Euskadi, es diferente'. Esta frase, extendida entre amplios sectores del nacionalismo, tiene su asunto. Es singular porque cuenta con una fiscalidad propia recientemente avalada por el Tribunal de Justicia de la UE tras varios años de litigios judiciales. Es distinta por un grado de autogobierno superior a muchas otras comunidades autónomas y por su estructura del PIB. Y, es diferente desgraciadamente, por la lacra del terrorismo, un capítulo con indudable impacto económico.

¿Pero es distinta la Comunidad Autónoma Vasca en lo que a los efectos de la crisis se refiere? Seguramente no. Si se atiende a las variables económicas que sirven para evaluar este tipo de situaciones, el paro aumenta sin cesar, la industria ya no soporta los aprietos, las entidades financieras, según aseguran los representantes empresariales, restringen el crédito y muchas sociedades han tenido que recorrer el camino hacia el juzgado para, en algunos casos, intentar salvar parte de los muebles.

La siderurgia recorta la producción un 30% y la industria auxiliar del automóvil tiene que echar el freno

Unos datos tozudos

El temporal económico ha llegado a Euskadi más tarde que al resto del Estado por el menor peso de la construcción en el tejido productivo. Sin embargo, desde el Ejecutivo de Vitoria, que quizás tardó más de la cuenta en reconocer la situación de crisis, se insiste en que la recuperación será más rápida.

Los datos, no obstante, son tozudos. En apenas tres meses el parón en la actividad productiva ha tocado los cimientos, por ejemplo, de la industria auxiliar del automóvil, uno de los sectores estratégicos de la industria vasca. La siderurgia sufre recortes de producción por encima del 30% y la máquina herramienta aguanta como puede 2008 para afrontar un 2009 con recorte de pedidos. Por su parte, la promoción inmobiliaria se ha paralizado y sólo la obra pública permite sostener a algunas sociedades. Los servicios, que se nutren del resto es otro de los sectores damnificados. El aprieto tiene referentes. Mondragón, el principal grupo industrial de Euskadi, ha pedido a sus empresas ajustarse el cinturón. Un reconocido sindicalista, ahora jubilado, asegura que cuando algunos cooperativas decidieron bajarse el sueldo 'me di cuenta de que algo estaba pasando'.
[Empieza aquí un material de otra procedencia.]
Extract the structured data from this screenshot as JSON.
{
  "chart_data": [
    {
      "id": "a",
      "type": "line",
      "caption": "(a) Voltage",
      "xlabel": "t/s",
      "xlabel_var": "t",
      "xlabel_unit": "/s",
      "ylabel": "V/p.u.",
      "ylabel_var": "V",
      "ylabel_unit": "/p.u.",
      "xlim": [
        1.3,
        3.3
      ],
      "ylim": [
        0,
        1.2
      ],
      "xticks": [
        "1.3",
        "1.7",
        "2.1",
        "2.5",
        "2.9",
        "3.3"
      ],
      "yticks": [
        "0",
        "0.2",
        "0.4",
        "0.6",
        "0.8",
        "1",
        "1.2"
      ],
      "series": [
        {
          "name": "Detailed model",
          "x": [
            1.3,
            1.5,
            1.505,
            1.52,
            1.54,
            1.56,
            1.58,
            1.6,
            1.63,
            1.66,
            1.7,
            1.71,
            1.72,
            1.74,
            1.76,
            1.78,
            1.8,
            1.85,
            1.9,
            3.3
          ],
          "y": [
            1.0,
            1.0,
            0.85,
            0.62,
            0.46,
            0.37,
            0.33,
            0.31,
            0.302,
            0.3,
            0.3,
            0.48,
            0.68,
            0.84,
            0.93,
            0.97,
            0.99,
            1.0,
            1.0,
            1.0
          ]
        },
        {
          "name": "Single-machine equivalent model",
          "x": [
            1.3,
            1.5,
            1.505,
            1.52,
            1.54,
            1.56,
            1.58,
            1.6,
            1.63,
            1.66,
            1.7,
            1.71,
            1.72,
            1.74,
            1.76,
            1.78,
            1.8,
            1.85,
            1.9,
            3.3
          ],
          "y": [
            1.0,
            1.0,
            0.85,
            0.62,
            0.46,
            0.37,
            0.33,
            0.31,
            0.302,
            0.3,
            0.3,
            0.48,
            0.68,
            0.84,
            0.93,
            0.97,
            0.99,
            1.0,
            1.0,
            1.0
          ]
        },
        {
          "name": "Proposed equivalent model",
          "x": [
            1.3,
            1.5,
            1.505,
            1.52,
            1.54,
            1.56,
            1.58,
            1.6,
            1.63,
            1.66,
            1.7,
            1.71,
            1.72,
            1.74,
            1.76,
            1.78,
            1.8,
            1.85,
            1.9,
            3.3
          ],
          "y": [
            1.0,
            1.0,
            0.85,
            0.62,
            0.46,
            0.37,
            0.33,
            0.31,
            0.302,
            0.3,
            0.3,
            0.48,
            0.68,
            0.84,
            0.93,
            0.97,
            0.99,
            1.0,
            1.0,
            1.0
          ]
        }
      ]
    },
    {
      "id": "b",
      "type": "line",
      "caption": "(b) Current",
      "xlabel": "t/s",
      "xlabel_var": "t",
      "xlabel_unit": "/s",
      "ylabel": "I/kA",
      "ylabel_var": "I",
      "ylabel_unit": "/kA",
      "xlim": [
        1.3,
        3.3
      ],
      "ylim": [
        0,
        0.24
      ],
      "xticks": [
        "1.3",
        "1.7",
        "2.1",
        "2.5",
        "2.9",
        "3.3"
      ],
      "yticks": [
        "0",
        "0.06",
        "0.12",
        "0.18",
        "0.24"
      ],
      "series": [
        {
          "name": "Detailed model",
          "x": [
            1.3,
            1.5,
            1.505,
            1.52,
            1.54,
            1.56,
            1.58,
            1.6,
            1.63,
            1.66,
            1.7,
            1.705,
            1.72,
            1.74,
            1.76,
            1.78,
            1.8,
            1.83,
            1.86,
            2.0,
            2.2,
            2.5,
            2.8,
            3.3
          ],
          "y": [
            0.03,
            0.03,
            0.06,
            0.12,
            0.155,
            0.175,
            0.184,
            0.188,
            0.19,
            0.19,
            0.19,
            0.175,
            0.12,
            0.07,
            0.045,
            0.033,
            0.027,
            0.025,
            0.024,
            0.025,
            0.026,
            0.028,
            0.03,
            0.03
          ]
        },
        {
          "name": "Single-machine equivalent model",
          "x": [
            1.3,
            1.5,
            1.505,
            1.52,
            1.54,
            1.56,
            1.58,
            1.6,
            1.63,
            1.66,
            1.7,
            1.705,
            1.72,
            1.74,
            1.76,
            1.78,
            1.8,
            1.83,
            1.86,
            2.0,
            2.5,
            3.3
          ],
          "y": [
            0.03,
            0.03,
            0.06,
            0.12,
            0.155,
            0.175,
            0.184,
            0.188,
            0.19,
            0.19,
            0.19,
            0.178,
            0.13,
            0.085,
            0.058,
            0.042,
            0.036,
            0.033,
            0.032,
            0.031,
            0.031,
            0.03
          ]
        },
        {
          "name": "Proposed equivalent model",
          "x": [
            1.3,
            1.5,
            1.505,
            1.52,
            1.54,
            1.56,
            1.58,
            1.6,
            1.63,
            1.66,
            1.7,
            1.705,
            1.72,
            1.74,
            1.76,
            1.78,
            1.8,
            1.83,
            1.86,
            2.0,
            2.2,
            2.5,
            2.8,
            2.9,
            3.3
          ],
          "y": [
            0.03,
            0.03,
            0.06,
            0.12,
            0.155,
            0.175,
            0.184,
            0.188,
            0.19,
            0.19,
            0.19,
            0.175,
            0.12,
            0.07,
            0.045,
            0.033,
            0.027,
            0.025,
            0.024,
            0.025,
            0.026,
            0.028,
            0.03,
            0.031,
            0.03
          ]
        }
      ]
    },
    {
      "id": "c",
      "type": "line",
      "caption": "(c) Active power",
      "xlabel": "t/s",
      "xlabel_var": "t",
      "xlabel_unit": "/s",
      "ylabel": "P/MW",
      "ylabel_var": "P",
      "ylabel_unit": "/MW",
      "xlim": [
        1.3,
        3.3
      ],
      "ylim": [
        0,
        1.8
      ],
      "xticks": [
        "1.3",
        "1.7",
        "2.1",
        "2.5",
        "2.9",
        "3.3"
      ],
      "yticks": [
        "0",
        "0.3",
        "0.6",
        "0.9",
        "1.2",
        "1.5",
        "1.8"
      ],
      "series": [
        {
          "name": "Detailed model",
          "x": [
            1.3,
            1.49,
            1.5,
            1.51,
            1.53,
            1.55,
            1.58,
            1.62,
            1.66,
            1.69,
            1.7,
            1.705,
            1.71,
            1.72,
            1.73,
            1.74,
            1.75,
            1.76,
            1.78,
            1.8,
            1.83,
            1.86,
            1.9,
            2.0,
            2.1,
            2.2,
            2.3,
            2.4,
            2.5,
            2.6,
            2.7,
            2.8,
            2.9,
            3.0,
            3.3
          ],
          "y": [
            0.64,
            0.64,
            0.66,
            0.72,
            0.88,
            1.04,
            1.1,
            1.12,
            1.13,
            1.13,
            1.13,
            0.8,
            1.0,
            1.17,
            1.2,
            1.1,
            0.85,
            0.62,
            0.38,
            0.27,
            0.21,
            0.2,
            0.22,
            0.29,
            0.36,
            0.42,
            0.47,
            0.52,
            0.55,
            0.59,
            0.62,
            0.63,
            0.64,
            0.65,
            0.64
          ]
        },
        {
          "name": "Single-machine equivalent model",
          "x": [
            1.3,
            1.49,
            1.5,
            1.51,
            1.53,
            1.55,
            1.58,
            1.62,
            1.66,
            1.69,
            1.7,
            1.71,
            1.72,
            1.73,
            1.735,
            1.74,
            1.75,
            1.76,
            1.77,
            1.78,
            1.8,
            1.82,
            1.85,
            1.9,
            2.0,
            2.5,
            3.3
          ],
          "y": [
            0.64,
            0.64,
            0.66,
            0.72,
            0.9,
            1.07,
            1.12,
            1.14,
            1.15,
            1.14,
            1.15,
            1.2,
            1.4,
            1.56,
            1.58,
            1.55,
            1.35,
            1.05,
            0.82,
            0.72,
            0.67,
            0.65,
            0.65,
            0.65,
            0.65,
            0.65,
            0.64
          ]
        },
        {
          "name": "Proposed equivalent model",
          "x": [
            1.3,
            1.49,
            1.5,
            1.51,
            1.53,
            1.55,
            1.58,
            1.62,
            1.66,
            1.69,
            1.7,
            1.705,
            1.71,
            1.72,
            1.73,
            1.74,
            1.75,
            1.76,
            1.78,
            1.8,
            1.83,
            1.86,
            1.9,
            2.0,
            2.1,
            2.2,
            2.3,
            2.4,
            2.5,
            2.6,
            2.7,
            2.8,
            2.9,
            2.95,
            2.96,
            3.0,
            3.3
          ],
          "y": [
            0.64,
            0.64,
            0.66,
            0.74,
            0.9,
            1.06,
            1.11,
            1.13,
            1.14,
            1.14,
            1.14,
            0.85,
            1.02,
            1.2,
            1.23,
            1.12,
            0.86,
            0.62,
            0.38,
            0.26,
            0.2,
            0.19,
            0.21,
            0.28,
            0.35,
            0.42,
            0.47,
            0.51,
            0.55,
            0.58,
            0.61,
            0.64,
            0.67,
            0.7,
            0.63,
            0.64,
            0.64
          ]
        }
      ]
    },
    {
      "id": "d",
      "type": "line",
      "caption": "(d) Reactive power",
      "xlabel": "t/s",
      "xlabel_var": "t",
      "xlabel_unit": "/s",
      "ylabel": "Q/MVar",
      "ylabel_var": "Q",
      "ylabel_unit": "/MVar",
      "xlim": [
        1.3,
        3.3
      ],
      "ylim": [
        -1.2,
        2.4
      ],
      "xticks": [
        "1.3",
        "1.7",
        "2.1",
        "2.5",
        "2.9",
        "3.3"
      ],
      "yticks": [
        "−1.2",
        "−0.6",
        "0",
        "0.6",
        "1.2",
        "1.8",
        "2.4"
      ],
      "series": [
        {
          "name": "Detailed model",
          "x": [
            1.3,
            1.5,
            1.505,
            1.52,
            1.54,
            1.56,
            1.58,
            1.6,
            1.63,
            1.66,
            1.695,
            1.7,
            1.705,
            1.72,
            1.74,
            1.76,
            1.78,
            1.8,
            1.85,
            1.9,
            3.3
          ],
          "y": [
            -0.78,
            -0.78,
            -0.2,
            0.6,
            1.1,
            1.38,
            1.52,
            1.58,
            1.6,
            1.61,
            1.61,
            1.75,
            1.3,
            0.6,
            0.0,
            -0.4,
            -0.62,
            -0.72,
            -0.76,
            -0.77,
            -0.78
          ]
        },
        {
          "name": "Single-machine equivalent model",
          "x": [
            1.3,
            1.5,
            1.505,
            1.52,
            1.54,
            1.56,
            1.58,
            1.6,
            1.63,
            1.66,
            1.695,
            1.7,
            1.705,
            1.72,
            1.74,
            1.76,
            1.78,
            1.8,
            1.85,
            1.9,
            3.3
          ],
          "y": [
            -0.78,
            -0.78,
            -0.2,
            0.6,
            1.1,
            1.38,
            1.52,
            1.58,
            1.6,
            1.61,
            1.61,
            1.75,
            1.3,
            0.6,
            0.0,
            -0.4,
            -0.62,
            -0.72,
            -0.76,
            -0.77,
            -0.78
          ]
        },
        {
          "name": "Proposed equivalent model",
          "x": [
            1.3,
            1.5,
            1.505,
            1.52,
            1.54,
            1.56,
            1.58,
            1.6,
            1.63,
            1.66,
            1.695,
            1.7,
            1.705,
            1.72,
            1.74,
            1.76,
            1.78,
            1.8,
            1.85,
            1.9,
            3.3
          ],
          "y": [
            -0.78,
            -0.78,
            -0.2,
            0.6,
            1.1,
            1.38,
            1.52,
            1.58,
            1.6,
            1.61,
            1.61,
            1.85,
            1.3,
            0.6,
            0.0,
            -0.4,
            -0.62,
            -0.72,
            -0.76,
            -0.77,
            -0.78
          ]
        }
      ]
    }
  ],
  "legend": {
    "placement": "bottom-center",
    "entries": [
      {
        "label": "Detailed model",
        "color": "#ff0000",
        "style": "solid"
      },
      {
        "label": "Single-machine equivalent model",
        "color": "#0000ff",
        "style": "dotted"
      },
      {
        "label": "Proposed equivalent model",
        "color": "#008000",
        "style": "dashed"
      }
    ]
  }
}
En cambio, pese a la llegada de la crisis, los candidatos se afanan en los primeros días de campaña en aflorar más sus diferencias respecto al trato que merece la izquierda aberzale que a proponer medidas para evitar el parón económico. Es un signo más de que Euskadi es diferente.

Los expedientes de regulación de empleo se duplican

El número de expedientes de regulación de empleo (ERE) en Euskadi en 2008 casi se duplicaron respecto del ejercicio anterior afectando a cerca de 500 sociedades con un total de unos 13.000 trabajadores, según los datos hechos públicos por el Departamento de Trabajo del Gobierno vasco. La mayoría, de momento, han sido presentados con carácter temporal pero también un buen número de ellos supondrá la resolución de contratos. Las compañías vascas, aseguran fuentes empresariales, están más preparadas que en crisis anteriores y han aumentado su músculo, tanto financiero como productivo. Entre los ERE más conocidos y aprobados se encuentran los de Mercedes, Michelin o Sidenor o grupo CIE, entre otros. Entre los no aprobados el de Cegasa. Las centrales temen que tras las elecciones del próximo 1 de marzo se intensifiquen la presentación ante la autoridad laboral este tipo de expedientes.

Menos concursos de acreedores que en el resto del Estado

El número de empresas vascas que han recorrido el camino al juzgado para presentar concurso de acreedores fue en 2008 menor que en el resto del Estado, según los últimos datos del Instituto Nacional de Estadística, pero el doble al registrado un año antes. Así, a lo largo del pasado ejercicio la cifra de empresas en concurso (antigua suspensión de pagos) se elevó a 171, frente a las 2.902 del conjunto nacional. Este recurso a la protección judicial se intensificó en el último trimestre de 2008. De octubre a diciembre se solicitaron 52 concursos, de los cuales 49 fueron voluntarios y tres necesarios. La mayoría correspondieron a la industria (15) y la construcción (14).

En este último sector las deudas han sido más sonadas. Urazca acudió al juzgado con una deuda de unos 400 millones de euros, la mayor presentada hasta ahora en Euskadi, y la inmobiliaria Ereaga presentó concurso voluntario con otros 150 millones.